Alex Caruso’s postseason has turned into a three-point outlier. He is shooting 47.7% from deep this playoffs, up from 29.3% during the regular season, a leap that has him on pace for the biggest regular-season-to-playoffs jump in NBA history among players with at least 50 attempts in both.
That is why Caruso OKC is drawing attention now: the number is not a hot week or a short burst, but a playoff sample large enough to matter. The 18.4% rise from his regular-season mark gives the surge real weight, and it has come as Oklahoma City keeps leaning on his shot-making in the postseason.
The contrast is what makes the run stand out. Caruso spent the regular season as a 29.3% three-point shooter, a figure that would usually describe a guard teams are willing to leave alone, then entered the playoffs hitting nearly half his attempts. In a league that tracks shooting splits closely, the gap between those two numbers is large enough to alter how defenses have to account for him.

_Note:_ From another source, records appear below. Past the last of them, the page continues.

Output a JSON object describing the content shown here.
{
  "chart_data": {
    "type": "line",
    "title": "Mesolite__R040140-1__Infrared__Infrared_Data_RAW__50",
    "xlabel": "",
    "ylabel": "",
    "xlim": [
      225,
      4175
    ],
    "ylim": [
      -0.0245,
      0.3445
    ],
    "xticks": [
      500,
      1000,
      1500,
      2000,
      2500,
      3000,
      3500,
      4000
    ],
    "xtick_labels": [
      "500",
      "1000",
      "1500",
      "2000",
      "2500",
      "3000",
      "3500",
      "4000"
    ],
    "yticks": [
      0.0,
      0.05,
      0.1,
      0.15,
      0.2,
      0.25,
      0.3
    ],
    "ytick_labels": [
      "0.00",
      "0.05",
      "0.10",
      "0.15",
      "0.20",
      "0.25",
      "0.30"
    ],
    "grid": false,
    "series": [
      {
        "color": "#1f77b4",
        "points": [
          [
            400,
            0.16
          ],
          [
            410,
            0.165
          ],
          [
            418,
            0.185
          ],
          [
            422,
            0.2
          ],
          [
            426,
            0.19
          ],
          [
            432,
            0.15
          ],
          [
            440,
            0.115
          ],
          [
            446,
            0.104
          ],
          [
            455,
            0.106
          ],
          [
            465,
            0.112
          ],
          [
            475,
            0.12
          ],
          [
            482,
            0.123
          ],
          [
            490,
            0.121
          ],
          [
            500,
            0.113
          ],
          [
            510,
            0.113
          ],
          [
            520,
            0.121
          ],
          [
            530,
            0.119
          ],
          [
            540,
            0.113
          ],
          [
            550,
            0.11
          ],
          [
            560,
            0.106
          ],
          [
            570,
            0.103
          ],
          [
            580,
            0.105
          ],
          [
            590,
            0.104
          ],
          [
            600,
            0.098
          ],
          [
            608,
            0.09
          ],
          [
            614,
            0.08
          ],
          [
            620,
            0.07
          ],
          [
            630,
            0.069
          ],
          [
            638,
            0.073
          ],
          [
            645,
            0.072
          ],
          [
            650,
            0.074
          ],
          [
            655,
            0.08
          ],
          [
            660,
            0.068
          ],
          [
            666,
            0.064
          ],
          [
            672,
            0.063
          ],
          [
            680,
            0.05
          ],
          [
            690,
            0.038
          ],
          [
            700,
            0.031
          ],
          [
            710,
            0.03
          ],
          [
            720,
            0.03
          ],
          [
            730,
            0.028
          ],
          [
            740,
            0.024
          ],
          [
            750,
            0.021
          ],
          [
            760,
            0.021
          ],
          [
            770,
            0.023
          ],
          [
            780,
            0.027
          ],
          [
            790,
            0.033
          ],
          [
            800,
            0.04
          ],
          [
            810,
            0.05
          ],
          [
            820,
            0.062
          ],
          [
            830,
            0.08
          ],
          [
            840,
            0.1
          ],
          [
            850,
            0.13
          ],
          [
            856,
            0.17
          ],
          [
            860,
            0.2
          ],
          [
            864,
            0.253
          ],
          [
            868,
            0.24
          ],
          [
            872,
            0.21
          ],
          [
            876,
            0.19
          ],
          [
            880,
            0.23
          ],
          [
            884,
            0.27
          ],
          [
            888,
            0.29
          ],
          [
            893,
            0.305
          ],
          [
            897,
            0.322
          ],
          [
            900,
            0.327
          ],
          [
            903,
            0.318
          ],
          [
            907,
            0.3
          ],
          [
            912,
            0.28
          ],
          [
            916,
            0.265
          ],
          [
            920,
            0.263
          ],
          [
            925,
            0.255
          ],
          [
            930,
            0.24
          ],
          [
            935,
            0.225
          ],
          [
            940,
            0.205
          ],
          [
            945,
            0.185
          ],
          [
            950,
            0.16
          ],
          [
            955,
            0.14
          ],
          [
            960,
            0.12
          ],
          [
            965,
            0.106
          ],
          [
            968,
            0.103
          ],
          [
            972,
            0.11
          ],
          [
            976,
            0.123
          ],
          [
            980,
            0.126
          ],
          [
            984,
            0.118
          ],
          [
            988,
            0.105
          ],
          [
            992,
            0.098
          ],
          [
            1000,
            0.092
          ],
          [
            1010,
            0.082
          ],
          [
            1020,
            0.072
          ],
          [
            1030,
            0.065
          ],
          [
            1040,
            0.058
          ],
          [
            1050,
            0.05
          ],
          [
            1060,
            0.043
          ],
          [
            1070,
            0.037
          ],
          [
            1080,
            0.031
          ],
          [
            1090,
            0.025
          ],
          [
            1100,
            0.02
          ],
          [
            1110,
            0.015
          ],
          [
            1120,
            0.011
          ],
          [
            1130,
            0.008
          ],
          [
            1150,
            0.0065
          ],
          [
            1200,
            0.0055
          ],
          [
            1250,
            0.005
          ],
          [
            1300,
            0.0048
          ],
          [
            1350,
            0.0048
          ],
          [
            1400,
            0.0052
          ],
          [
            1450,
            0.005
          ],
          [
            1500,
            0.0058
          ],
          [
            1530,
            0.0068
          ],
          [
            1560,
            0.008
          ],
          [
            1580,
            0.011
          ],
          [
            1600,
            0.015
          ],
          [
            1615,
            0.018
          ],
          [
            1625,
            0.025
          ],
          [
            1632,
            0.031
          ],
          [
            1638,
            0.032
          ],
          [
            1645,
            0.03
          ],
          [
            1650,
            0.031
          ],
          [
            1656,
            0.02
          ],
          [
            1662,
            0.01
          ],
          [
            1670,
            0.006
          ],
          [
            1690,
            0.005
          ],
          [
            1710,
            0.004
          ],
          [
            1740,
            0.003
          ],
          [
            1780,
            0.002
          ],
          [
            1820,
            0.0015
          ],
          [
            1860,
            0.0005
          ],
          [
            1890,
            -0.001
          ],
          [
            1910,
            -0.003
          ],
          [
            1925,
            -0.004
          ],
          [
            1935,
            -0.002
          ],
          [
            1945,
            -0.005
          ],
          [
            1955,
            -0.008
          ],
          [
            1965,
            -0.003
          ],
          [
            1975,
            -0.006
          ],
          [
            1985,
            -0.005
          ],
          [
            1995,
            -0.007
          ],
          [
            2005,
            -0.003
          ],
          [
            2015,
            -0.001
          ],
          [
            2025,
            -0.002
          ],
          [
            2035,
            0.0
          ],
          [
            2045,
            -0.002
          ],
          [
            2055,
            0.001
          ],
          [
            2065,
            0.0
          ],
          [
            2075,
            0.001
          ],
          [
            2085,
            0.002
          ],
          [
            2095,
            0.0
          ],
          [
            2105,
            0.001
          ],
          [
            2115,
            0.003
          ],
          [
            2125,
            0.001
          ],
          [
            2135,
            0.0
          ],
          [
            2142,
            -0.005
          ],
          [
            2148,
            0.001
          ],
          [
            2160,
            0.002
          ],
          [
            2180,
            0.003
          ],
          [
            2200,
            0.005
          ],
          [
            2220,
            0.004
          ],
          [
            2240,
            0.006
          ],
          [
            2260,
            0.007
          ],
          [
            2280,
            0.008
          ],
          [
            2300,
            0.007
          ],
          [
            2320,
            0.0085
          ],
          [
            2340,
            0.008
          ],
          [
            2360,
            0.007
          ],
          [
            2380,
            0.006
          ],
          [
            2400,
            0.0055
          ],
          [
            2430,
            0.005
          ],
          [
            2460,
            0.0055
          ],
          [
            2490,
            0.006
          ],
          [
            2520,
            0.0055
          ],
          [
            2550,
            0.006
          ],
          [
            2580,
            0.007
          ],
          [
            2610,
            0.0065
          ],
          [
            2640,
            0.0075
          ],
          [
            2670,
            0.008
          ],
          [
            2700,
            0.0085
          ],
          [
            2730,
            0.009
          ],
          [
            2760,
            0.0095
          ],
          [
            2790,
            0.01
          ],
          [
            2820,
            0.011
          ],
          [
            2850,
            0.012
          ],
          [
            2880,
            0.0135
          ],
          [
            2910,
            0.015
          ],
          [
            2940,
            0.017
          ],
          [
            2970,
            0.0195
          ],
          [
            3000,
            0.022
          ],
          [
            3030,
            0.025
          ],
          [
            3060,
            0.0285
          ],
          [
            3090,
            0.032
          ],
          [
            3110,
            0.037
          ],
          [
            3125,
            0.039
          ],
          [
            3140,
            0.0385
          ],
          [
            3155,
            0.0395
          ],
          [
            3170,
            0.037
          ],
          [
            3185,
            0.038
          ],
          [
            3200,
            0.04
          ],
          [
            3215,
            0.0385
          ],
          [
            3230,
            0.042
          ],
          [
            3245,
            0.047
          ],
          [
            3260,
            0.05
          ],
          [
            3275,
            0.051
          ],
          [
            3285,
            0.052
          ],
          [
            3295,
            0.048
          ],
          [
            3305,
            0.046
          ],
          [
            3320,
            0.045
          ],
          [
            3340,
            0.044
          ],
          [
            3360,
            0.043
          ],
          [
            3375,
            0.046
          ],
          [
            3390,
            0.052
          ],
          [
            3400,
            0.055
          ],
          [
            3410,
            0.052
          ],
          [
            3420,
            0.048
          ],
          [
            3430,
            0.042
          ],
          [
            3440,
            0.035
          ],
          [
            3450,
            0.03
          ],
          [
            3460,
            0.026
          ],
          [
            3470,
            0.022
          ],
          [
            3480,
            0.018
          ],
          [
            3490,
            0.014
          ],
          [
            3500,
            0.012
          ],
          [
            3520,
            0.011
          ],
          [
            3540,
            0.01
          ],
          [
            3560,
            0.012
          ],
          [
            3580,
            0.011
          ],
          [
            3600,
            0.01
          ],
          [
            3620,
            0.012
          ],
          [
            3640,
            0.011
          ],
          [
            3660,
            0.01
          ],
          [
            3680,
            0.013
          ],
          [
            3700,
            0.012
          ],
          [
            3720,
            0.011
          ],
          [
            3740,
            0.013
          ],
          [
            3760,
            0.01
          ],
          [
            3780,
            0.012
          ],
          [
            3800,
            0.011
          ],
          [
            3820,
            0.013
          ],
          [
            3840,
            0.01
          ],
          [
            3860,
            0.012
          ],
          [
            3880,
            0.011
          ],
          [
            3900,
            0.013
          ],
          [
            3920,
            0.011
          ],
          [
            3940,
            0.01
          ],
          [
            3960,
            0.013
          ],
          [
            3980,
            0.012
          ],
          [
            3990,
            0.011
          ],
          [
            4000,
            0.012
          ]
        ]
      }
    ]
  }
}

The historical comparison raises the bar even higher. The pace only matters because it is being measured against other players who have taken at least 50 three-point attempts in both the regular season and the playoffs, which keeps the sample from being a fluke on either side. If Caruso holds anywhere near this level the rest of the way, the postseason will not just be a strong shooting stretch; it will become the benchmark.
For now, the open question is whether he can keep it there. Caruso has already done the part that turns a stat into a storyline, and the rest of the postseason will decide whether this is a temporary spike or the rare playoff run that ends with a place in the record book.